Full Bloom

Copyright © 2023 Michael Hofferber

"O, ay; as summer flies are in the shambles,

That quicken even with blowing. O thou weed,

Who art so lovely fair and smell'st so sweet

That the sense aches at thee, would thou hadst ne'er been born!"

Othello, Act IV, Scene II


As spring gives way to summer, most of the blooms of April and May wilt before the feverish efflorescence of June and July. Gone are the tulips and daffodils and lilies of cooler days and longer nights.

Have you ever wondered why the tulip drops its petals just as orchids are unfolding and while pansies and petunias go on blooming? Is it the heat of summer that makes them fade? Or some aversion to longer days?

Blame it on plant genetics. Flowers don't die off; they are deliberately strangled by the rest of the plant.

A tulip's bloom, however beautiful, serves one purpose to the plant: pollination. A lingering flower saps the energy a plant needs for bulb and seed development. Once pollinated, its beauty is a useless distraction from unpollinated flowers, and so it dies like Desdemona at the hands of Othello, its life tragically cut short.

Horticultural researcher William Woodson of Purdue University questioned how a plant knows when its been pollinated and found that it emits hormones that spread along its tissues. When a flower is cut or pollinated, the flower produces a hormone called ethylene which causes flower petals to shrivel and the plant's ovary to grow.

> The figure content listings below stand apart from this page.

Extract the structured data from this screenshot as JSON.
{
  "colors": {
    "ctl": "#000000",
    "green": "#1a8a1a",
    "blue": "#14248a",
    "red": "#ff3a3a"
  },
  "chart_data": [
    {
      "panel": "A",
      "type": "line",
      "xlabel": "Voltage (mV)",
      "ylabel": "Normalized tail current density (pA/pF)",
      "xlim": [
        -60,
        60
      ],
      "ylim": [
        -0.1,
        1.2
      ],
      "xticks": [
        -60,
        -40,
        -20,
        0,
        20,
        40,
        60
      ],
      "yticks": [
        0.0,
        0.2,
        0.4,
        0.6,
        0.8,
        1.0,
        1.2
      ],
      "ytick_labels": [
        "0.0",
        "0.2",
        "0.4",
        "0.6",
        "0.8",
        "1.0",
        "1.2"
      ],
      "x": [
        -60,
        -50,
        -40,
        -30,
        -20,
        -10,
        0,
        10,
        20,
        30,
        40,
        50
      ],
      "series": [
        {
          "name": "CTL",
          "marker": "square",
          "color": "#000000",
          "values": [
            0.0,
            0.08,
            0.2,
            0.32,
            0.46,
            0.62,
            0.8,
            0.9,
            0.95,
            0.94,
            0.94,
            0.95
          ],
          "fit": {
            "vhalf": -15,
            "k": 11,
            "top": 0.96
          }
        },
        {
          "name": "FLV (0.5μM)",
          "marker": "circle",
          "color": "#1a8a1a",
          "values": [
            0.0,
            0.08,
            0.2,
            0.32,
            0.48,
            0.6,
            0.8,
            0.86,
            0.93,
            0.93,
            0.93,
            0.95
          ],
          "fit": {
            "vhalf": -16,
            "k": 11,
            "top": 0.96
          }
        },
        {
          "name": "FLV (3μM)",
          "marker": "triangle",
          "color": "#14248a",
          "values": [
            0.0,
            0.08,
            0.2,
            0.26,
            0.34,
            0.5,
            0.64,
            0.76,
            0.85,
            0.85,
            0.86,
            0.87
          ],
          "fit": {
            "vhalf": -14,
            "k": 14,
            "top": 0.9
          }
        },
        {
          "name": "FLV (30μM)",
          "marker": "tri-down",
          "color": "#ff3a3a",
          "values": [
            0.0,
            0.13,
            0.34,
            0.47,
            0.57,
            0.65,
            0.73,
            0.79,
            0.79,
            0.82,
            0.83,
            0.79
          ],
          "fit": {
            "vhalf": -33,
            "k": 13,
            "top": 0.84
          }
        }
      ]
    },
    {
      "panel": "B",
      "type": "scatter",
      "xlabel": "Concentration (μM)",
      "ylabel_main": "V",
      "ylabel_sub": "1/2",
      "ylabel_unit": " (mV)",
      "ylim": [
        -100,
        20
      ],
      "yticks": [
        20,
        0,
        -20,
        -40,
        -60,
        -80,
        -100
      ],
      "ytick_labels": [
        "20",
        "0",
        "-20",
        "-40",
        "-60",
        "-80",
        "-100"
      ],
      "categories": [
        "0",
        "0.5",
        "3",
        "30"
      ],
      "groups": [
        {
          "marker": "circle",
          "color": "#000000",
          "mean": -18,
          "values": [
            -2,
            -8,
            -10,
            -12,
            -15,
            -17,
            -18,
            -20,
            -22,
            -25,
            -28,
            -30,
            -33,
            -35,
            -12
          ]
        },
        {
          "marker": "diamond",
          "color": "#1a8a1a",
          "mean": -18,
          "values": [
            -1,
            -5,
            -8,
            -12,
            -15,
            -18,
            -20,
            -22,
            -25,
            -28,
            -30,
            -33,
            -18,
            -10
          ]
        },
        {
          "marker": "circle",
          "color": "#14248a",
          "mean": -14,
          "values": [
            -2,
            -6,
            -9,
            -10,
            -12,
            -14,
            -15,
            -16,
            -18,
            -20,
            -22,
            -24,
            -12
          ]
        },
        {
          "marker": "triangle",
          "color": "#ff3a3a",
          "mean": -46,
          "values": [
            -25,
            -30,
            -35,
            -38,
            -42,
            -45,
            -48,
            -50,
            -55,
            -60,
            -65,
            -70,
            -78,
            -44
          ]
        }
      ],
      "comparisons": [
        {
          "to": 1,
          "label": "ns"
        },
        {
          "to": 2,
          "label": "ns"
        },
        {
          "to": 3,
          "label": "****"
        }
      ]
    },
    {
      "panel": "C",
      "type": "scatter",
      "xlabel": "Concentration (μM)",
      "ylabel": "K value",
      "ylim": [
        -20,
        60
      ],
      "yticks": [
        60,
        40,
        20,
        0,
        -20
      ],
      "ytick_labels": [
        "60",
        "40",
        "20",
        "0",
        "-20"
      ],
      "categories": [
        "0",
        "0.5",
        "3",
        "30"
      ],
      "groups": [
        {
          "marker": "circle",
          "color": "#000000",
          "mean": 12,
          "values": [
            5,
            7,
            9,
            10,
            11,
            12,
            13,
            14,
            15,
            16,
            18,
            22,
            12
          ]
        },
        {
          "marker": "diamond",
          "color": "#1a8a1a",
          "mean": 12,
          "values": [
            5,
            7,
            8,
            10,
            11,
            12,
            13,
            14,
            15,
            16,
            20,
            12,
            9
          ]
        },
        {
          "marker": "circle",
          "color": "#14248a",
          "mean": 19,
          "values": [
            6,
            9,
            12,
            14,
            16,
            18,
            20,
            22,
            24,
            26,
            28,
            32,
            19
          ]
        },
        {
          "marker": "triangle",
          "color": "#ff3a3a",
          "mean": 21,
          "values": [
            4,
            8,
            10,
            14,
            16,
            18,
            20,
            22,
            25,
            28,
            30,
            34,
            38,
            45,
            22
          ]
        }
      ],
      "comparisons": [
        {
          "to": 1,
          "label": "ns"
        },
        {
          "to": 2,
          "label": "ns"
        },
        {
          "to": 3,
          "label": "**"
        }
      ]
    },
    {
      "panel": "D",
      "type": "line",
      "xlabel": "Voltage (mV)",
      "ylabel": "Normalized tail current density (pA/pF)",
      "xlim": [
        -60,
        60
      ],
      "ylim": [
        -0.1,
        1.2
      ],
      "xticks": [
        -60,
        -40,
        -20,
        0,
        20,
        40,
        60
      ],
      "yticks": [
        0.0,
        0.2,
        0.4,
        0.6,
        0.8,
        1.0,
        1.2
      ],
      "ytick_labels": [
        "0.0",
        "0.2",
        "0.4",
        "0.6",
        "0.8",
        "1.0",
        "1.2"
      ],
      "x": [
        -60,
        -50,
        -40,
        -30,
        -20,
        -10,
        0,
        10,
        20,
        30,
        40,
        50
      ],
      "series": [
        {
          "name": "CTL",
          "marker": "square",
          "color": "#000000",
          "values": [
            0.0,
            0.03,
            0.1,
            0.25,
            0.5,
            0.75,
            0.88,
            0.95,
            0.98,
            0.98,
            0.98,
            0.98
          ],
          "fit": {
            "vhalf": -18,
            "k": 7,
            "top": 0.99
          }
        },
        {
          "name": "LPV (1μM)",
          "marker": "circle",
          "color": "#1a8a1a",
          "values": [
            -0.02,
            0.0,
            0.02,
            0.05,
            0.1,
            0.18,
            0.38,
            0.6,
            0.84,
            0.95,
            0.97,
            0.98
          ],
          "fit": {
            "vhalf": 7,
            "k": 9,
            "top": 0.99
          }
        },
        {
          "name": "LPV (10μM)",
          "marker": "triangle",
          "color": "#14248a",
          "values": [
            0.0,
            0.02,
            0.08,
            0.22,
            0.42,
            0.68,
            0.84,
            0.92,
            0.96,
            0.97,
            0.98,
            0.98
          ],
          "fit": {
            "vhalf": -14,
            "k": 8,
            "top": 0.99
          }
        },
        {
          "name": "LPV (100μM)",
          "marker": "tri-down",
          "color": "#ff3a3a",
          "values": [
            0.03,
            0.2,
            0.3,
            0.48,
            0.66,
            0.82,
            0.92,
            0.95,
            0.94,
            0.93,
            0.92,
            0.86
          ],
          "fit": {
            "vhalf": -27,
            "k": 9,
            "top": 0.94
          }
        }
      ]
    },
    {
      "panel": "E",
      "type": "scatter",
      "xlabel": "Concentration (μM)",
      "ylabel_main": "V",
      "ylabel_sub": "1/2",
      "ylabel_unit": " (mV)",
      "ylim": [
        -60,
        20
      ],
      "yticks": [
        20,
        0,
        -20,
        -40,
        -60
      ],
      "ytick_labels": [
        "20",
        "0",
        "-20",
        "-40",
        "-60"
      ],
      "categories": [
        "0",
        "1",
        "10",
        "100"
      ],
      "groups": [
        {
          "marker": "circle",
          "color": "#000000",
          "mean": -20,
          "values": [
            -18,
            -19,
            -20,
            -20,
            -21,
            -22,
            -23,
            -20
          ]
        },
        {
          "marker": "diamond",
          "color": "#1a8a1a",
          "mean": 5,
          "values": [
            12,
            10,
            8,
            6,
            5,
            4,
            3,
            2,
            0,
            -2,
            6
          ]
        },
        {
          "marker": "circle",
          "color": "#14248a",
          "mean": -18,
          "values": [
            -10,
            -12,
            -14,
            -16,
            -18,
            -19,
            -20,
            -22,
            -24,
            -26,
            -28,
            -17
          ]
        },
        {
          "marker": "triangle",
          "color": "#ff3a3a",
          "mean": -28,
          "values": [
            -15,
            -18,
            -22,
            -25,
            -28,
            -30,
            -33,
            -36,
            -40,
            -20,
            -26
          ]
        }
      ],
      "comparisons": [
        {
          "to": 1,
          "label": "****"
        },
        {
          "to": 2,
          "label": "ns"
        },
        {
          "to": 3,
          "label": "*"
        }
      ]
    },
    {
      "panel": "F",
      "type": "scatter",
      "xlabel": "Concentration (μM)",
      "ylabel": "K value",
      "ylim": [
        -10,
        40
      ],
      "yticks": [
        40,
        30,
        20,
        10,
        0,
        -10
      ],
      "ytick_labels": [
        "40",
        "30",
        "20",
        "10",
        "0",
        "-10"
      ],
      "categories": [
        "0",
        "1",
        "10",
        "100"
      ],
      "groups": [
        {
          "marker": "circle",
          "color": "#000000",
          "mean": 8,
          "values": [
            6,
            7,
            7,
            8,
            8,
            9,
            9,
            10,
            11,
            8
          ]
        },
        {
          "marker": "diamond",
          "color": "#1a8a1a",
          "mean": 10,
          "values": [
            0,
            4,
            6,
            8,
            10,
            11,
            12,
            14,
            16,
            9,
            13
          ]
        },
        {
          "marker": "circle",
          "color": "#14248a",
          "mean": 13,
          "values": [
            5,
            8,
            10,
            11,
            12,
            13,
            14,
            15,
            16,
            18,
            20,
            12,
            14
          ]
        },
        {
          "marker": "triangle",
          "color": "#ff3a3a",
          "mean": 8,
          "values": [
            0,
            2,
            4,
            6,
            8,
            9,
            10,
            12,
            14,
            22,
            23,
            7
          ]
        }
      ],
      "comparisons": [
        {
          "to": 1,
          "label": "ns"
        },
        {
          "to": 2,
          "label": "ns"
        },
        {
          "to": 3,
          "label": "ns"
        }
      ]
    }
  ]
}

Orchids and other plants with long-living flowers keep their blooms longer because they are difficult to pollinate, often requiring visits by a certain species of bird or insect. Self-pollinating plants, on the other hand, usually have very short-lived blooms.

Supported with funding from the U.S. Department of Agriculture, Woodson is looking for ways to genetically interrupt the plant's "kill the bloom" message. He wants to bypass Iago, if you will, and keep Othello enamored of his Desdemona.

Genetically engineered carnations in Woodson's laboratories have maintained their blooms as long as three weeks after being cut. The ramifications for the cut flower industry are, of course, enormous. Longer-lasting blooms mean more sales and more satisfied customers.

And as an offshoot, longer-lasting blossoms on crop plants could increase pollination and reproduction, resulting in potentially higher yields.

"This is the state of man," wrote Shakespeare, "today he puts forth the tender leaves of hope; tomorrow blossoms."